Questo segno antico accompagna i duemila anni della storia cristiana e
ci riporta al Venerdì Santo, evocando la passione e le sofferenze
di Cristo dall’arresto nel Getsèmani fino alla croce piantata sul
Gòlgota. Esso riassume i tre principali misteri del cristianesimo:
la trinità: questo segno compendia l’infinito di Dio che
è il Padre che ci ha creati, il Figlio che ci ha liberati dal male
e lo Spirito santo che ci ha fatti figli di Dio;
l’incarnazione del Figlio di Dio che è diventato un uomo
e si è reso obbediente alla volontà del Padre sino al sacrificio
della croce per riscattare ciascuno di noi;
la redenzione dell’umanità dalla schiavitù del
peccato e della morte in virtù della croce e della risurrezione
di Gesù.
Il cristiano è uomo di fede che sa guardare al
di là del legno della croce, al di là della morte per contemplare
il mistero della risurrezione di Cristo che apre anche a noi la porta
della vita eterna. "Noi facciamo il segno della croce - scriveva S. Ambrogio,
vescovo di Milano - sulla nostra fronte, sul nostro cuore e sulle nostre
spalle. Sulla nostra fronte, perché dobbiamo sempre rivolgere il
nostro pensiero a Gesù Cristo; sul nostro cuore, perché
dobbiamo sempre amarlo; sulle nostre spalle, perché dobbiamo sempre
lavorare per lui": questo gesto può così accompagnare i
diversi momenti della nostra esistenza, unendoli fra loro e ponendoci
sotto lo sguardo amorevole di Dio. E la croce è per eccellenza
l’immagine delle braccia spalancate del Padre che vuole stringerci a sé
nel suo abbraccio carico di misericordia e di perdono.
Come un bambino scrive il suo nome sulla copertina di un quaderno per
indicare che quell’oggetto appartiene a lui solo e a nessun altro, così
ciascuno di noi, tracciando il segno della croce, vuole affermare la sua
appartenenza a Dio, a Cristo: "io sono un cristiano, io cerco di prendere
sul serio la mia fede". Proprio la parola ebraica amen esprime questo
impegno: è vero, sono d’accordo, tutta la mia fiducia va a Dio.
L’amen è il sì del cristiano che contempla coraggiosamente
"la Croce, che sembra innalzarsi da terra, ma che in realtà pende
dal cielo, come abbraccio divino che stringe l’universo" (Giovanni Paolo
II).
Lasciamo infine la parola al teologo Romano Guardini che ci invita a non
compiere distrattamente questo segno, quasi fosse uno "scacciamosche",
ma a gustarne il senso più profondo: "Quando fai il segno della
croce, fallo bene.
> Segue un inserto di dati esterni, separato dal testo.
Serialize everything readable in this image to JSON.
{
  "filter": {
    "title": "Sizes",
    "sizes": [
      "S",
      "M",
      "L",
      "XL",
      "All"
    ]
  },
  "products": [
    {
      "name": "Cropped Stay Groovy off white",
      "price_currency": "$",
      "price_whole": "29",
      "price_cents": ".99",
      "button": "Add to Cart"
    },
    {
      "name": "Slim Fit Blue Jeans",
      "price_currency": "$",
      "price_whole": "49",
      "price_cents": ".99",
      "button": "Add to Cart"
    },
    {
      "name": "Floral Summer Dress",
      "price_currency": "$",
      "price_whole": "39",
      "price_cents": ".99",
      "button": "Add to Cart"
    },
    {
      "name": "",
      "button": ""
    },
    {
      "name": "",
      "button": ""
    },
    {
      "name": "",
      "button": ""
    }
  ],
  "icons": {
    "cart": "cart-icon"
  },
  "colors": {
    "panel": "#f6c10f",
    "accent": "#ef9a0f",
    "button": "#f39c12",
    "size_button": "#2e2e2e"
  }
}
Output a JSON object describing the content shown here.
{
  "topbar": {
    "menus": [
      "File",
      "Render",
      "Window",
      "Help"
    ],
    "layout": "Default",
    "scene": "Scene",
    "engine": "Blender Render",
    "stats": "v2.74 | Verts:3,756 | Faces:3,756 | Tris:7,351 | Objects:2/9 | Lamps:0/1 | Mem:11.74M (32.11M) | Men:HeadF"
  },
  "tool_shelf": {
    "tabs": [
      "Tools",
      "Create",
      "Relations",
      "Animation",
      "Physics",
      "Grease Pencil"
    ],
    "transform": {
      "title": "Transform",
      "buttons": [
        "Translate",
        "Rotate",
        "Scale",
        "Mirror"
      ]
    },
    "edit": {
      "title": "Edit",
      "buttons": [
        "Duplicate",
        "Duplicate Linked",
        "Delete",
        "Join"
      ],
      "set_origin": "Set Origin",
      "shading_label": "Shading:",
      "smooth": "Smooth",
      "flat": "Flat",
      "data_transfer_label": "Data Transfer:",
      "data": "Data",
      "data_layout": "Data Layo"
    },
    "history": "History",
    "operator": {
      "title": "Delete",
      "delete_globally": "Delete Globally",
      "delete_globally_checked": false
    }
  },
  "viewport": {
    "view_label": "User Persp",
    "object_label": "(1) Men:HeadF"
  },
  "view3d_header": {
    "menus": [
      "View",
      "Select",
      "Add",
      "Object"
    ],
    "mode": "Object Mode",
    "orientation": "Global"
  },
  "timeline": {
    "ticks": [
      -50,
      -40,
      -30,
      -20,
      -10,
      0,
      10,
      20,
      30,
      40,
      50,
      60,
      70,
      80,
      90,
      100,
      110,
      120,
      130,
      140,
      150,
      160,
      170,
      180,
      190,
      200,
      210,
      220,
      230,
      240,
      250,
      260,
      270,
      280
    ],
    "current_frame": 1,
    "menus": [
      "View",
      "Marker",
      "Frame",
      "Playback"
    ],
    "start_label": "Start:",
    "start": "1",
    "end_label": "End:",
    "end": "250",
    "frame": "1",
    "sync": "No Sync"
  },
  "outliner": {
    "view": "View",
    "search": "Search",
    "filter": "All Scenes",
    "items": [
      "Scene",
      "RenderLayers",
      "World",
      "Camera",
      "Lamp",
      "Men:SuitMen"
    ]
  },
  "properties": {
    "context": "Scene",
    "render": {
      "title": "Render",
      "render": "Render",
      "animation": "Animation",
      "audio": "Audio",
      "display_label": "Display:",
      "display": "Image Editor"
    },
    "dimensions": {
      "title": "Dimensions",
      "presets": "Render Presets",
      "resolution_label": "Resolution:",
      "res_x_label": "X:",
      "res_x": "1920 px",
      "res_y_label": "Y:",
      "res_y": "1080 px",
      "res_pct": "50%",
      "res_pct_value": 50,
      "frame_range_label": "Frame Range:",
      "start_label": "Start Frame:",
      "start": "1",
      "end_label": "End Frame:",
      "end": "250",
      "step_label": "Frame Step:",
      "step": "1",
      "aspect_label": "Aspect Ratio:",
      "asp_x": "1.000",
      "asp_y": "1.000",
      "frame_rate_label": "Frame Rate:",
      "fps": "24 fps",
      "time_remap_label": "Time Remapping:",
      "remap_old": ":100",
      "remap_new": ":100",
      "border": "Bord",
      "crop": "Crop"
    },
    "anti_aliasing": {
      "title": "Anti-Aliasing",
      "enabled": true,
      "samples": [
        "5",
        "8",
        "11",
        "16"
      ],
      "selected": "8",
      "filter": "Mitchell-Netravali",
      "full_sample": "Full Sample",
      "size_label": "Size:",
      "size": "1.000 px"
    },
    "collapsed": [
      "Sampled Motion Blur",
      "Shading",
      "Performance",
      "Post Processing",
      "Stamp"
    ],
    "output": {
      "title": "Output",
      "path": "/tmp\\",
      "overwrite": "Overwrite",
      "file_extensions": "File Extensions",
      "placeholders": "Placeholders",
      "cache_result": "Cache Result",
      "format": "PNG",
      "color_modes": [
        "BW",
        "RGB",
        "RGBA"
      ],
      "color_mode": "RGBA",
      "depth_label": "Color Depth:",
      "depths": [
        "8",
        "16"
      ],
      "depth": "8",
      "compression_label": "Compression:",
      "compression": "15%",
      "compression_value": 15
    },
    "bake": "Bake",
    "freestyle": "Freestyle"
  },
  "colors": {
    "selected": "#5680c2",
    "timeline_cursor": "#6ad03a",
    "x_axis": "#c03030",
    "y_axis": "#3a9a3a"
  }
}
Non così affrettato, rattrappito, tale che nessuno
capisce che cosa debba significare. No, un vero segno della croce giusto,
cioè lento, ampio, dalla fronte al petto, da una spalla all’altra.
Senti come esso ti abbraccia tutto?… Raccogli in questo segno tutti i
pensieri e tutto l’animo tuo… Allora lo senti: ti avvolge tutto, corpo
e anima, ti raccoglie, ti consacra, ti santifica. Perché? Perché
è il segno della totalità ed è il segno della redenzione.
Sulla croce nostro Signore ci ha redenti tutti. Mediante la croce egli
santifica l’uomo nella sua totalità, fino nelle ultime fibre del
suo essere". Possa essere così per tutti noi!